Aha! I think I see what your book is doing. Your book first presents a list of axioms for the real numbers, and then defines an “inductive set” as a subset of $\displaystyle \mathbb{R}$ that (i) contains 1 and (ii) contains $\displaystyle n+1$ whenever it contains $\displaystyle n$; from this it follows that the intersection of two inductive sets is an inductive set, and $\displaystyle \mathbb{N}$ is thus defined as the intersection of all inductive subsets of $\displaystyle \mathbb{R}$. Is that right? Yes?

In that case, you’re on the right track with your inductive proof. Fix $\displaystyle m\in\mathbb{N}$ and let $\displaystyle S(n)=m+n$; then use induction to show that $\displaystyle S(n)\in\mathbb{N}$ for all $\displaystyle n\in\mathbb{N}$. First, $\displaystyle S(1)=m+1\in\mathbb{N}$ by the definition of an inductive set. If $\displaystyle S(k)\in\mathbb{N}$ for some $\displaystyle k\in\mathbb{N}$, then $\displaystyle S(k+1)=m+(k+1)=(m+k)+1=S(k)+1\in\mathbb{N}$ by the inductive hypothesis. Hence $\displaystyle S(n)\in\mathbb{N}$ for all $\displaystyle n\in\mathbb{N}$.

For multiplication of natural numbers, use the distributive property and the result above for addition.

The integers should be defined as $\displaystyle \mathbb{Z}=\mathbb{N}\cup\{0\}\cup\left(-\mathbb{N}\right)$ where $\displaystyle -\mathbb{N}=\{-n:n\in\mathbb{N}\}$, so just work on that.
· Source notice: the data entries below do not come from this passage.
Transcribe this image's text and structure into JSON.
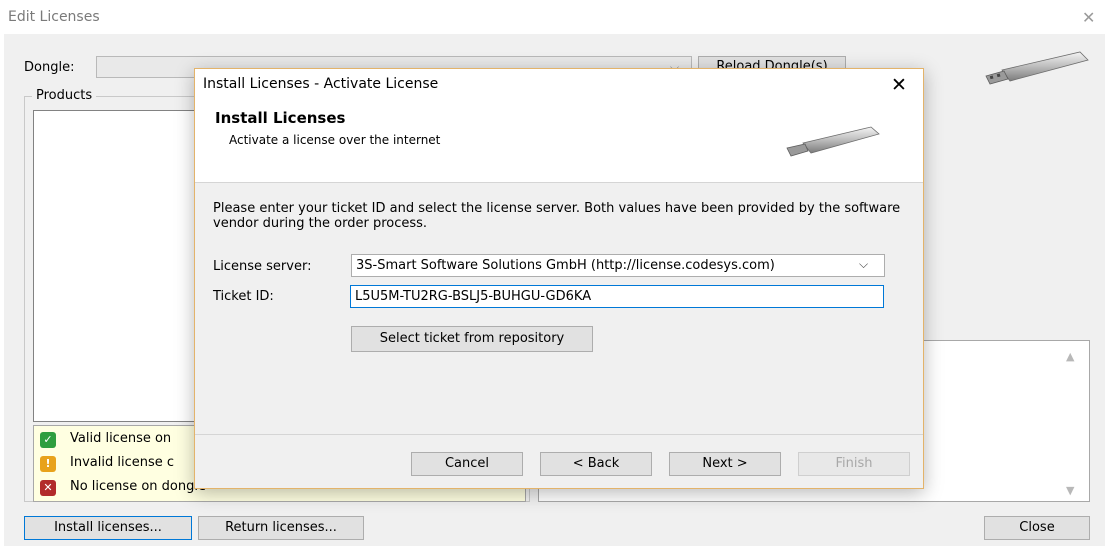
{
  "outer": {
    "title": "Edit Licenses",
    "close_glyph": "✕",
    "dongle_label": "Dongle:",
    "reload_label": "Reload Dongle(s)",
    "products_label": "Products",
    "legend": [
      {
        "text": "Valid license on",
        "icon": "check-icon",
        "glyph": "✓",
        "color": "#2e9e3e"
      },
      {
        "text": "Invalid license c",
        "icon": "warning-icon",
        "glyph": "!",
        "color": "#e8a21b"
      },
      {
        "text": "No license on dongle",
        "icon": "error-icon",
        "glyph": "✕",
        "color": "#b22b2b"
      }
    ],
    "install_label": "Install licenses...",
    "return_label": "Return licenses...",
    "close_label": "Close"
  },
  "dialog": {
    "title": "Install Licenses - Activate License",
    "close_glyph": "✕",
    "header_title": "Install Licenses",
    "header_subtitle": "Activate a license over the internet",
    "instruction": "Please enter your ticket ID and select the license server. Both values have been provided by the software vendor during the order process.",
    "server_label": "License server:",
    "server_value": "3S-Smart Software Solutions GmbH (http://license.codesys.com)",
    "ticket_label": "Ticket ID:",
    "ticket_value": "L5U5M-TU2RG-BSLJ5-BUHGU-GD6KA",
    "select_ticket_label": "Select ticket from repository",
    "cancel_label": "Cancel",
    "back_label": "< Back",
    "next_label": "Next >",
    "finish_label": "Finish"
  }
}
6. Originally Posted by JaneBennet
Aha! I think I see what your book is doing. Your book first presents a list of axioms for the real numbers, and then defines an “inductive set” as a subset of $\displaystyle \mathbb{R}$ that (i) contains 1 and (ii) contains $\displaystyle n+1$ whenever it contains $\displaystyle n$; from this it follows that the intersection of two inductive sets is an inductive set, and $\displaystyle \mathbb{N}$ is thus defined as the intersection of all inductive subsets of $\displaystyle \mathbb{R}$. Is that right? Yes?
Yes, that's precisely right. Thank you Jane for your help.